81 fungsi peran ganda yakni antara fungsi hakim dan fungsi sebagai mediator, karena kedua fungsi itu jelas sangat berbeda dalam pengambilan sikap, hakim dituntut sebagi pemutus perkara sedangkan mediator hanya bertugas menengahi tanpa berwenang untuk memutus. Penyelesaian perdamaian di lingkungan Pengadilan Agama Bangil juga terhambat dikarenakan dari para pihak telah mempunyai pandangan sekaligus keyakinan untuk menyelesaikan perkaranya melalui putusan hakim bukan lewat penetapan akta perdamaian.

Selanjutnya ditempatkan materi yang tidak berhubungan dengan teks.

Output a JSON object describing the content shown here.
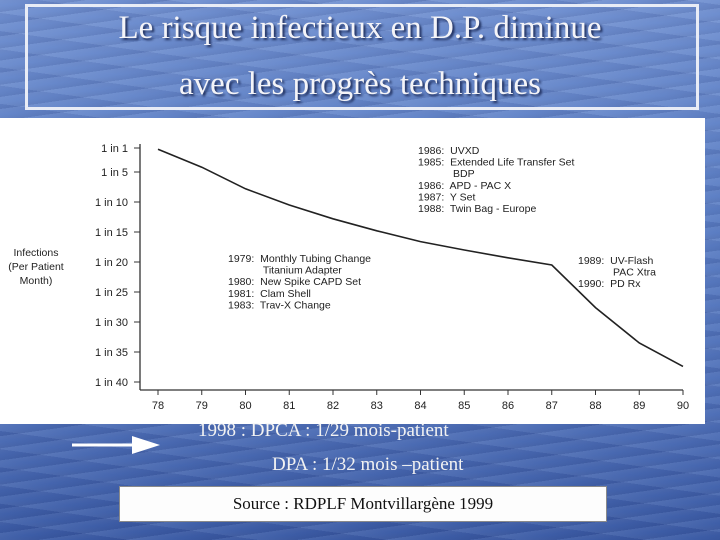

Pengadilan Agama Bangil terlalu memberikan ruang sempit kepada mediator dan para pihak untuk menyelesaikan perkara dengan durasi waktu rata 15 menit dan hanya terjadi satu kali sampai dua kali pertemuan dalam waktu 2 minggu. Fakta ini, dikarenakan minimnya tenaga mediator dan terbatasnya waktu hakim mediator karena banyaknya jadwal sidang. Pelaksanaan mediasi dengan ruh perdamaian juga dibantu dengan adanya dorongan dan anjuran dari Majlis Hakim untuk berdamai kepada para pihak yang bersengketa. Proses penyusunan skripsi tentang efektivitas mediasi dalam proses penyelesaian sengketa Waris di Pengadilan Agama Bangil mulai tahun 2010 hingga 2014, di Pengadilan Agama Bangil perkara Waris yang diterima selama kurun waktu 4 tahun hanya 4 perkara dengan detail keadaan 1 perkara diterima di masing-masing tahun, yakni pada tahun 2010, 2011, 2013, 2014 dan kesemuanya dinyatakan tidak berhasil dalam proses mediasi.